No need to panic, but it’s important for you to be diligent in wiping up excess water or liquid that hit your wood flooring. once you mop up smaller amounts of liquid or use a water vacuum, it’ll help eliminate excess water from being absorbed into the hardwood and can be ready to dry fully quicker. a little amount of water are often easily cleaned and may dry by itself and can gradually revisit to looking normal again. Although it’s when excessive amounts of water are retained, needing quite just a wipe to assist it fully dry that danger could also be among your wood flooring. Professionals may have to be called in to usher in industrialized high-powered fans that would help dry the space quicker before determining the type of injury and repair/replacement which will got to happen .
Signs That Your Hardwood Flooring Has Water Damage
Hardwood floors may make it easier to wash up spills but it can only resist water and its effects for less than a brief period of your time . it’s when the water sits and remains on the hardwood floors that the important damage can occur. The length of your time determines what proportion damage can and can be done.
Some signs that your wood flooring is water damaged include:
- Staining and discoloration
- Cupping and moisture causing it to buckle
- Lifting nails
- Lifting floorboards
- Mold growth
The effects of water damage happen over time; once you notice something different about your wood flooring , water damage has already set in. Often times the primary sign there’s a drag , and there’s water damage, is when individual planks are cupping or several begin to crown causing a hump within the floor. Water absorption within the wood of your floor causes expansion, which is most noticeable within the edges of the board that are turning upward or when planks begin to buckle. Another wake-up call that water damage has occurred is when a black or dark stain runs along the sting of a plank or across several. When this sort of stain is visible it’s often thanks to mold growth. These water damaged signs come from a uniform water source which will have come from a leak of some kind within your home.

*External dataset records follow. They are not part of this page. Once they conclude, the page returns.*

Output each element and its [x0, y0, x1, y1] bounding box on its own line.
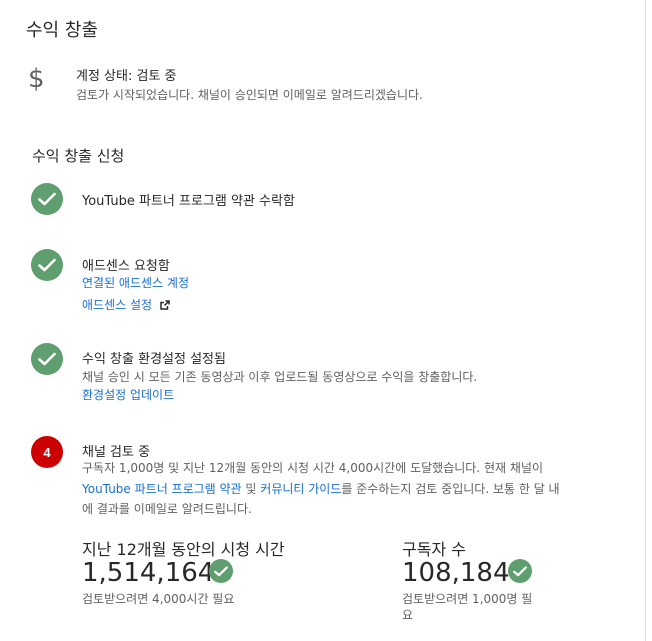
account-status-heading: 계정 상태: 검토 중 [76, 69, 177, 84]
review-text-b: 채널이 [509, 461, 543, 475]
check-circle-icon [31, 183, 63, 215]
linked-adsense-account-link[interactable]: 연결된 애드센스 계정 [82, 274, 189, 291]
watch-time-label: 지난 12개월 동안의 시청 시간 [82, 540, 285, 559]
check-circle-icon [209, 559, 233, 583]
dollar-icon: $ [28, 64, 45, 94]
adsense-settings-link-wrap[interactable]: 애드센스 설정 [82, 294, 170, 314]
step-ypp-terms-heading: YouTube 파트너 프로그램 약관 수락함 [82, 194, 295, 209]
step-preferences-heading: 수익 창출 환경설정 설정됨 [82, 352, 226, 367]
application-section-title: 수익 창출 신청 [32, 147, 125, 165]
ypp-terms-link[interactable]: YouTube 파트너 프로그램 약관 [82, 482, 242, 496]
step-preferences-subtext: 채널 승인 시 모든 기존 동영상과 이후 업로드될 동영상으로 수익을 창출합… [82, 370, 478, 384]
account-status-subtext: 검토가 시작되었습니다. 채널이 승인되면 이메일로 알려드리겠습니다. [76, 88, 423, 102]
page-title: 수익 창출 [26, 20, 98, 41]
subscribers-note: 검토받으려면 1,000명 필 요 [402, 591, 532, 623]
subscribers-label: 구독자 수 [402, 540, 466, 559]
check-circle-icon [31, 343, 63, 375]
step-review-description: 구독자 1,000명 및 지난 12개월 동안의 시청 시간 4,000시간에 … [82, 458, 562, 520]
step-adsense-heading: 애드센스 요청함 [82, 259, 170, 274]
review-text-c: 및 [241, 481, 261, 496]
step-number-badge: 4 [31, 436, 63, 468]
review-text-a: 구독자 1,000명 및 지난 12개월 동안의 시청 시간 4,000시간에 … [82, 461, 507, 475]
external-link-icon [160, 295, 170, 314]
subscribers-note-line2: 요 [402, 608, 414, 622]
monetization-panel: 수익 창출 $ 계정 상태: 검토 중 검토가 시작되었습니다. 채널이 승인되… [0, 0, 646, 641]
subscribers-value: 108,184 [402, 558, 510, 588]
community-guidelines-link[interactable]: 커뮤니티 가이드 [260, 482, 341, 496]
subscribers-note-line1: 검토받으려면 1,000명 필 [402, 592, 533, 606]
check-circle-icon [508, 559, 532, 583]
watch-time-note: 검토받으려면 4,000시간 필요 [82, 592, 235, 606]
update-preferences-link[interactable]: 환경설정 업데이트 [82, 386, 174, 403]
adsense-settings-link[interactable]: 애드센스 설정 [82, 298, 152, 312]
check-circle-icon [31, 249, 63, 281]
watch-time-value: 1,514,164 [82, 558, 215, 588]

Should I Fix or Replace My Solid / Engineered Hardwood Floors?
There are some determining factors that show if the hardwood flooring must be repaired or replaced.
These determining factors include:
- How much time the ground has been exposed to water
- The type of flooring you’ve got , whether solid or engineered hardwood
- How much damage there’s and if the water has seeped into the subflooring
- The floors finish, and whether or not its stain are often matched if an isolated floorboard was to get replaced
Depending on the damage, the hardwood floor could also be repaired instead of being fully replaced. If there’s minor damage then the bulk of the ground are often saved and an isolated floorboard may have fixing. However, if the damage is major then the entire floor may have replacing and sometimes even the subfloor also . the sort of wood flooring you’ll have determines and limits the type of repairs that require to require place. Solid hardwood flooring allows for a wider range of options to repair the matter . With solid hardwood floors, you’ll sand and scrape away up to 1 / 4 of an in. off the wood to get rid of water damage on the surface. this sort of flooring also can have replacements for individual planks. the simplest thanks to lookout of a water damaged area on your wood floor is to exchange the affected boards then refinish the whole floor to bring it back to a unifying look.

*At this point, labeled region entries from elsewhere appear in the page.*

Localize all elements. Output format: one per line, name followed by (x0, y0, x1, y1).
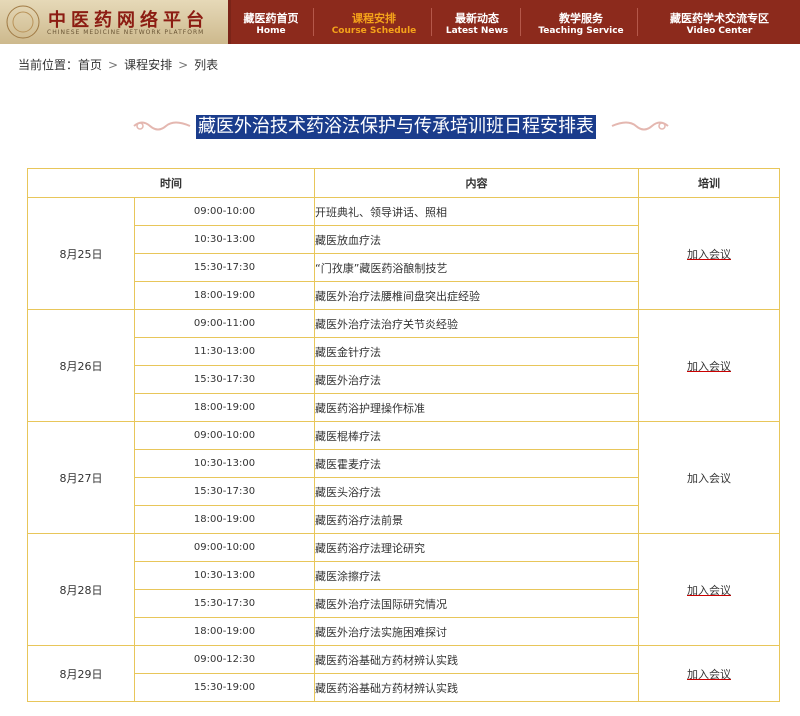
nav-course-schedule[interactable]: 课程安排 Course Schedule (315, 0, 433, 44)
time-cell: 15:30-19:00 (134, 673, 315, 702)
training-cell: 加入会议 (638, 309, 780, 422)
table-row: 8月28日 09:00-10:00 藏医药浴疗法理论研究加入会议 (27, 533, 780, 646)
content-cell: 藏医外治疗法 (314, 365, 639, 394)
content-cell: 藏医金针疗法 (314, 337, 639, 366)
content-cell: 藏医外治疗法腰椎间盘突出症经验 (314, 281, 639, 310)
nav-latest-news[interactable]: 最新动态 Latest News (433, 0, 521, 44)
table-row: 8月27日 09:00-10:00 藏医棍棒疗法加入会议 (27, 421, 780, 534)
right-ornament-icon (611, 121, 669, 131)
training-cell: 加入会议 (638, 533, 780, 646)
date-cell: 8月29日 (27, 645, 135, 702)
time-cell: 10:30-13:00 (134, 225, 315, 254)
content-cell: 藏医涂擦疗法 (314, 561, 639, 590)
time-cell: 15:30-17:30 (134, 589, 315, 618)
page-title: 藏医外治技术药浴法保护与传承培训班日程安排表 (196, 115, 596, 139)
training-cell: 加入会议 (638, 421, 780, 534)
join-meeting-link[interactable]: 加入会议 (687, 472, 731, 485)
join-meeting-link[interactable]: 加入会议 (687, 360, 731, 373)
nav-divider (431, 8, 432, 36)
schedule-table: 时间 内容 培训 8月25日 09:00-10:00 开班典礼、领导讲话、照相 加入会… (27, 168, 780, 702)
join-meeting-link[interactable]: 加入会议 (687, 584, 731, 597)
content-cell: 藏医放血疗法 (314, 225, 639, 254)
time-cell: 09:00-11:00 (134, 309, 315, 338)
table-header-row: 时间 内容 培训 (27, 168, 780, 198)
time-cell: 18:00-19:00 (134, 505, 315, 534)
breadcrumb-course[interactable]: 课程安排 (124, 58, 172, 72)
logo-subtitle: CHINESE MEDICINE NETWORK PLATFORM (47, 29, 205, 36)
time-cell: 09:00-10:00 (134, 197, 315, 226)
header-training: 培训 (638, 168, 780, 198)
left-ornament-icon (133, 121, 191, 131)
nav-home-en: Home (256, 26, 286, 36)
header-time: 时间 (27, 168, 315, 198)
time-cell: 11:30-13:00 (134, 337, 315, 366)
content-cell: 藏医药浴基础方药材辨认实践 (314, 673, 639, 702)
nav-divider (637, 8, 638, 36)
nav-divider (520, 8, 521, 36)
join-meeting-link[interactable]: 加入会议 (687, 248, 731, 261)
time-cell: 09:00-10:00 (134, 421, 315, 450)
nav-home[interactable]: 藏医药首页 Home (231, 0, 311, 44)
table-row: 8月26日 09:00-11:00 藏医外治疗法治疗关节炎经验加入会议 (27, 309, 780, 422)
nav-video-label: 藏医药学术交流专区 (670, 12, 769, 25)
title-area: 藏医外治技术药浴法保护与传承培训班日程安排表 (0, 112, 800, 142)
nav-video-en: Video Center (686, 26, 753, 36)
nav-course-en: Course Schedule (331, 26, 417, 36)
breadcrumb-separator: > (108, 58, 119, 72)
table-row: 8月25日 09:00-10:00 开班典礼、领导讲话、照相加入会议 (27, 197, 780, 310)
time-cell: 18:00-19:00 (134, 281, 315, 310)
content-cell: 开班典礼、领导讲话、照相 (314, 197, 639, 226)
nav-news-label: 最新动态 (455, 12, 499, 25)
date-cell: 8月28日 (27, 533, 135, 646)
date-cell: 8月27日 (27, 421, 135, 534)
schedule-body: 8月25日 09:00-10:00 开班典礼、领导讲话、照相 加入会议 10:30-13… (27, 197, 780, 702)
nav-home-label: 藏医药首页 (243, 12, 299, 25)
training-cell: 加入会议 (638, 197, 780, 310)
time-cell: 10:30-13:00 (134, 561, 315, 590)
site-logo[interactable]: 中医药网络平台 CHINESE MEDICINE NETWORK PLATFOR… (0, 0, 231, 44)
content-cell: 藏医药浴基础方药材辨认实践 (314, 645, 639, 674)
seal-icon (6, 5, 40, 39)
content-cell: 藏医霍麦疗法 (314, 449, 639, 478)
nav-video-center[interactable]: 藏医药学术交流专区 Video Center (639, 0, 800, 44)
breadcrumb-prefix: 当前位置： (18, 58, 79, 72)
breadcrumb-list: 列表 (194, 58, 219, 72)
breadcrumb-separator: > (178, 58, 189, 72)
join-meeting-link[interactable]: 加入会议 (687, 668, 731, 681)
nav-teaching-en: Teaching Service (538, 26, 624, 36)
time-cell: 18:00-19:00 (134, 617, 315, 646)
content-cell: 藏医棍棒疗法 (314, 421, 639, 450)
time-cell: 15:30-17:30 (134, 477, 315, 506)
header-content: 内容 (314, 168, 639, 198)
content-cell: 藏医药浴疗法前景 (314, 505, 639, 534)
nav-news-en: Latest News (445, 26, 509, 36)
date-cell: 8月26日 (27, 309, 135, 422)
time-cell: 18:00-19:00 (134, 393, 315, 422)
time-cell: 10:30-13:00 (134, 449, 315, 478)
nav-teaching-label: 教学服务 (559, 12, 603, 25)
content-cell: 藏医头浴疗法 (314, 477, 639, 506)
time-cell: 09:00-12:30 (134, 645, 315, 674)
time-cell: 15:30-17:30 (134, 253, 315, 282)
content-cell: 藏医药浴疗法理论研究 (314, 533, 639, 562)
table-row: 8月29日 09:00-12:30 藏医药浴基础方药材辨认实践 加入会议 (27, 645, 780, 702)
content-cell: 藏医外治疗法国际研究情况 (314, 589, 639, 618)
breadcrumb-home[interactable]: 首页 (78, 58, 102, 72)
nav-course-label: 课程安排 (352, 12, 396, 25)
time-cell: 09:00-10:00 (134, 533, 315, 562)
nav-divider (313, 8, 314, 36)
nav-teaching-service[interactable]: 教学服务 Teaching Service (522, 0, 640, 44)
header: 中医药网络平台 CHINESE MEDICINE NETWORK PLATFOR… (0, 0, 800, 44)
content-cell: 藏医外治疗法实施困难探讨 (314, 617, 639, 646)
date-cell: 8月25日 (27, 197, 135, 310)
content-cell: 藏医外治疗法治疗关节炎经验 (314, 309, 639, 338)
time-cell: 15:30-17:30 (134, 365, 315, 394)
training-cell: 加入会议 (638, 645, 780, 702)
content-cell: “门孜康”藏医药浴酿制技艺 (314, 253, 639, 282)
content-cell: 藏医药浴护理操作标准 (314, 393, 639, 422)
breadcrumb: 当前位置：首页 > 课程安排 > 列表 (18, 56, 218, 73)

What to try to to if Your Hardwood Floor is broken
Hardwood flooring can truly be a grand spectacle in your home but it’s important to make certain standing water is quickly taken care of during a speedy fashion. Running across hardwood floors with socks on doesn’t work also when there are floorboards lifting, causing your once smooth sailing across an area to be bogged down by water damage. Repair and replace so you’ll once more glide throughout your home.